Enola Holmes: Millie Bobby Brown alla ricerca della madre scomparsa
Redazione
- Enola Holmes cerca la madre
- Millie Bobby Brown interpreta bene
- Film per adolescenti ma intrattenuto
Indice
Il nuovo film Enola Holmes, distribuito su Netflix, riesce a catturare l’attenzione fin dalla sua premessa intrigante. La giovane protagonista, Millie Bobby Brown, nota per il suo iconico ruolo in Stranger Things, incarna la sorella minore di Sherlock Holmes in un’avventura che promette di essere tanto avvincente quanto stimolante.
Trama
La narrazione si sviluppa attorno a Enola, cresciuta dalla madre, Eudoria, dopo la perdita del padre.
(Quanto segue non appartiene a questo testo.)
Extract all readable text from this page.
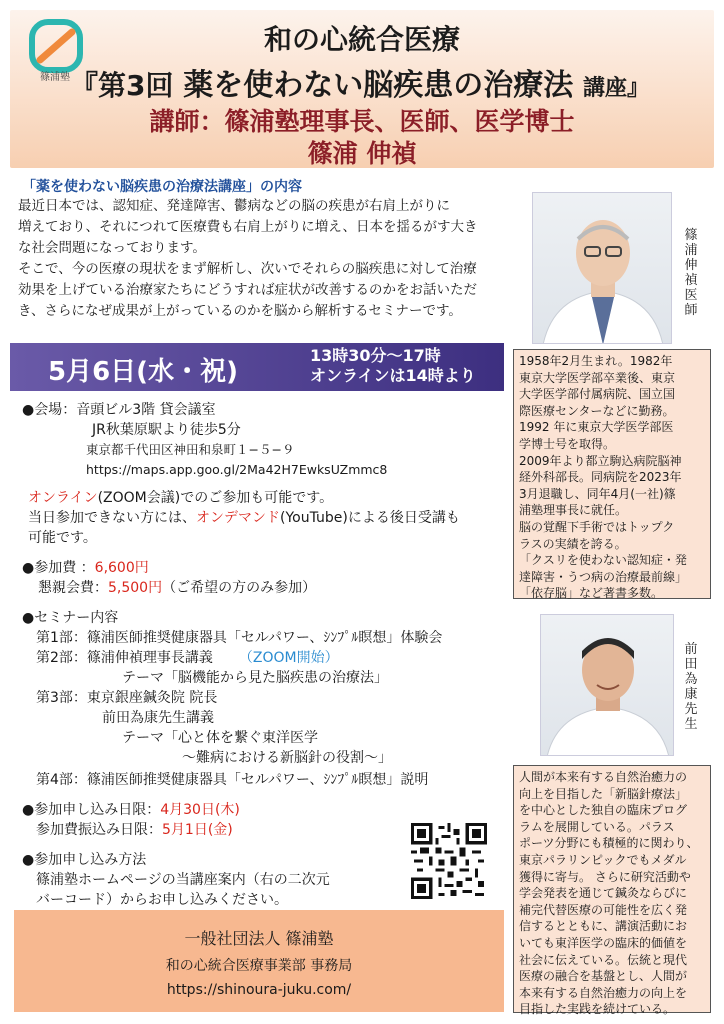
篠浦塾
和の心統合医療
『第3回 薬を使わない脳疾患の治療法 講座』
講師：篠浦塾理事長、医師、医学博士
篠浦 伸禎
「薬を使わない脳疾患の治療法講座」の内容
最近日本では、認知症、発達障害、鬱病などの脳の疾患が右肩上がりに
増えており、それにつれて医療費も右肩上がりに増え、日本を揺るがす大き
な社会問題になっております。
そこで、今の医療の現状をまず解析し、次いでそれらの脳疾患に対して治療
効果を上げている治療家たちにどうすれば症状が改善するのかをお話いただ
き、さらになぜ成果が上がっているのかを脳から解析するセミナーです。
篠浦伸禎医師
5月6日(水・祝)
13時30分～17時
オンラインは14時より
1958年2月生まれ。1982年
東京大学医学部卒業後、東京
大学医学部付属病院、国立国
際医療センターなどに勤務。
1992 年に東京大学医学部医
学博士号を取得。
2009年より都立駒込病院脳神
経外科部長。同病院を2023年
3月退職し、同年4月(一社)篠
浦塾理事長に就任。
脳の覚醒下手術ではトップク
ラスの実績を誇る。
「クスリを使わない認知症・発
達障害・うつ病の治療最前線」
「依存脳」など著書多数。
前田為康先生
人間が本来有する自然治癒力の
向上を目指した「新脳針療法」
を中心とした独自の臨床プログ
ラムを展開している。パラス
ポーツ分野にも積極的に関わり、
東京パラリンピックでもメダル
獲得に寄与。 さらに研究活動や
学会発表を通じて鍼灸ならびに
補完代替医療の可能性を広く発
信するとともに、講演活動にお
いても東洋医学の臨床的価値を
社会に伝えている。伝統と現代
医療の融合を基盤とし、人間が
本来有する自然治癒力の向上を
目指した実践を続けている。
●会場：音頭ビル3階 貸会議室
JR秋葉原駅より徒歩5分
東京都千代田区神田和泉町１−５−９
https://maps.app.goo.gl/2Ma42H7EwksUZmmc8
オンライン(ZOOM会議)でのご参加も可能です。
当日参加できない方には、オンデマンド(YouTube)による後日受講も
可能です。
●参加費 ：6,600円
懇親会費：5,500円（ご希望の方のみ参加）
●セミナー内容
第1部：篠浦医師推奨健康器具「セルパワー、ｼﾝﾌﾟﾙ瞑想」体験会
第2部：篠浦伸禎理事長講義 （ZOOM開始）
テーマ「脳機能から見た脳疾患の治療法」
第3部：東京銀座鍼灸院 院長
前田為康先生講義
テーマ「心と体を繋ぐ東洋医学
～難病における新脳針の役割～」
第4部：篠浦医師推奨健康器具「セルパワー、ｼﾝﾌﾟﾙ瞑想」説明
●参加申し込み日限：4月30日(木)
参加費振込み日限：5月1日(金)
●参加申し込み方法
篠浦塾ホームページの当講座案内（右の二次元
バーコード）からお申し込みください。
一般社団法人 篠浦塾
和の心統合医療事業部 事務局
https://shinoura-juku.com/
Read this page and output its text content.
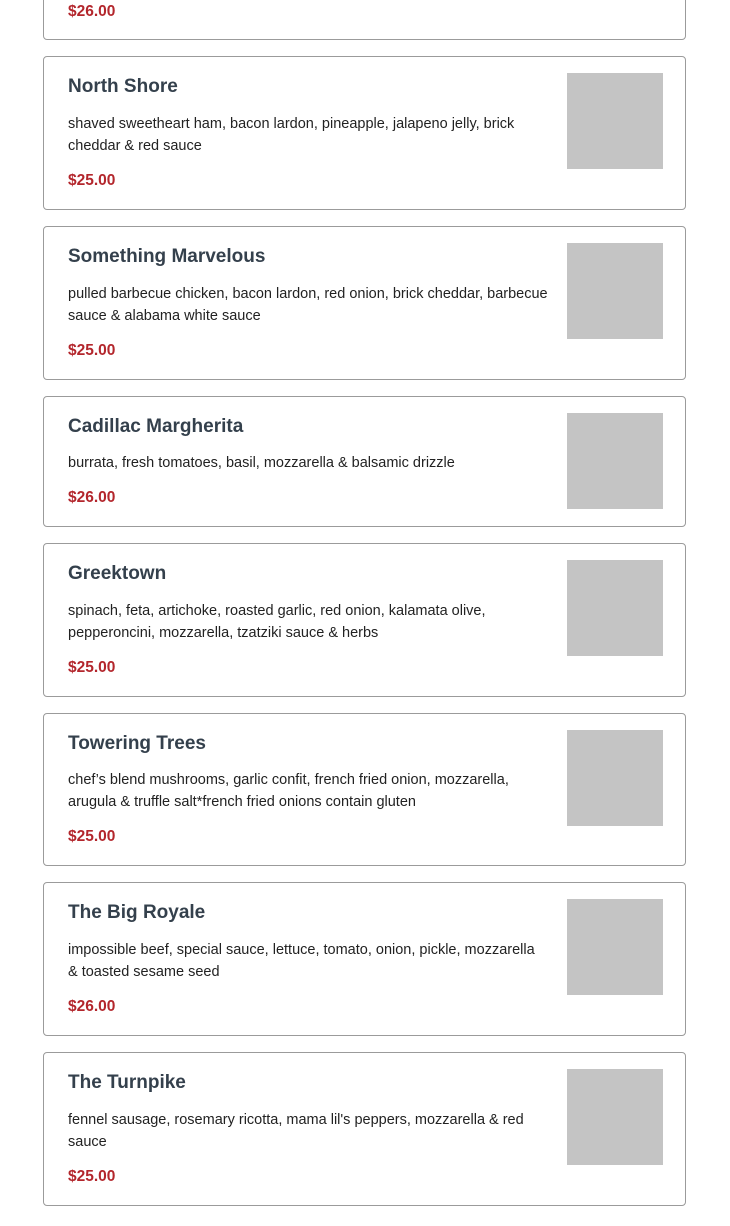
$26.00

North Shore

shaved sweetheart ham, bacon lardon, pineapple, jalapeno jelly, brick cheddar & red sauce

$25.00

Something Marvelous

pulled barbecue chicken, bacon lardon, red onion, brick cheddar, barbecue sauce & alabama white sauce

$25.00

Cadillac Margherita

burrata, fresh tomatoes, basil, mozzarella & balsamic drizzle

$26.00

Greektown

spinach, feta, artichoke, roasted garlic, red onion, kalamata olive, pepperoncini, mozzarella, tzatziki sauce & herbs

$25.00

Towering Trees

chef’s blend mushrooms, garlic confit, french fried onion, mozzarella, arugula & truffle salt*french fried onions contain gluten

$25.00

The Big Royale

impossible beef, special sauce, lettuce, tomato, onion, pickle, mozzarella & toasted sesame seed

$26.00

The Turnpike

fennel sausage, rosemary ricotta, mama lil's peppers, mozzarella & red sauce

$25.00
Imparando ad affrontare un mondo che la vuole relegare in ruoli tradizionali, Enola scopre il potere della propria indipendenza. Tuttavia, il giorno del suo sedicesimo compleanno, la madre scompare senza lasciare tracce. Sollecitata dalla mancanza, Enola si cimenta in un’avventura per ritrovarla, mentre il fratello Sherlock (interpretato da Henry Cavill) e Mycroft tornano per occuparsi della sua tutela, desiderosi di rieducarla secondo le convenzioni sociali dell’epoca. L’incontro con Tewkesbury (Louis Partridge) arricchisce ulteriormente la trama, intrecciando le loro storie in un’affascinante rete di segreti e misteri.
L’ambientazione storica, che si colloca all’inizio del XX secolo, fornisce il contesto per riflessioni più ampie, come il femminismo e le riforme sul diritto di voto, pertinenti sia allora che oggi.
Commento
La nostra opinione su Enola Holmes è positiva, anche se con riserve. L’idea di base è coinvolgente e l’intreccio di enigmi tiene alta la curiosità. Tuttavia, la narrazione sembra a tratti perdersi nel “classico” schema di film per ragazzi. Pur presentando scene d’azione e momenti di tensione, la pellicola scivola in un ritmo che potrebbe risultare adatto a un pubblico adolescenti, con una gestione delle tematiche potenzialmente più profonda e coinvolgente.
Un’osservazione riguarda il tentativo di coinvolgere il pubblico attraverso il dialogo diretto da parte di Enola, che, pur spezzando la quarta parete, potrebbe aver rallentato la narrazione. Tuttavia, è intrattenente per il target giovanile a cui è rivolto.
La performance di Millie Bobby Brown emerge come il punto di forza del film, dimostrando al pubblico la sua maturità artistica e la capacità di sostenere il peso del personaggio principale.
In definitiva, riteniamo Enola Holmes un film godibile, capace di intrattenere per circa due ore, nonostante le nostre aspettative siano state superiori a causa della reputazione di Netflix. Si tratta di un’opera che offre un’occhiata alle battaglie di una giovane donna in un’epoca di cambiamenti, risultando un film valido per una visione leggera e stimolante.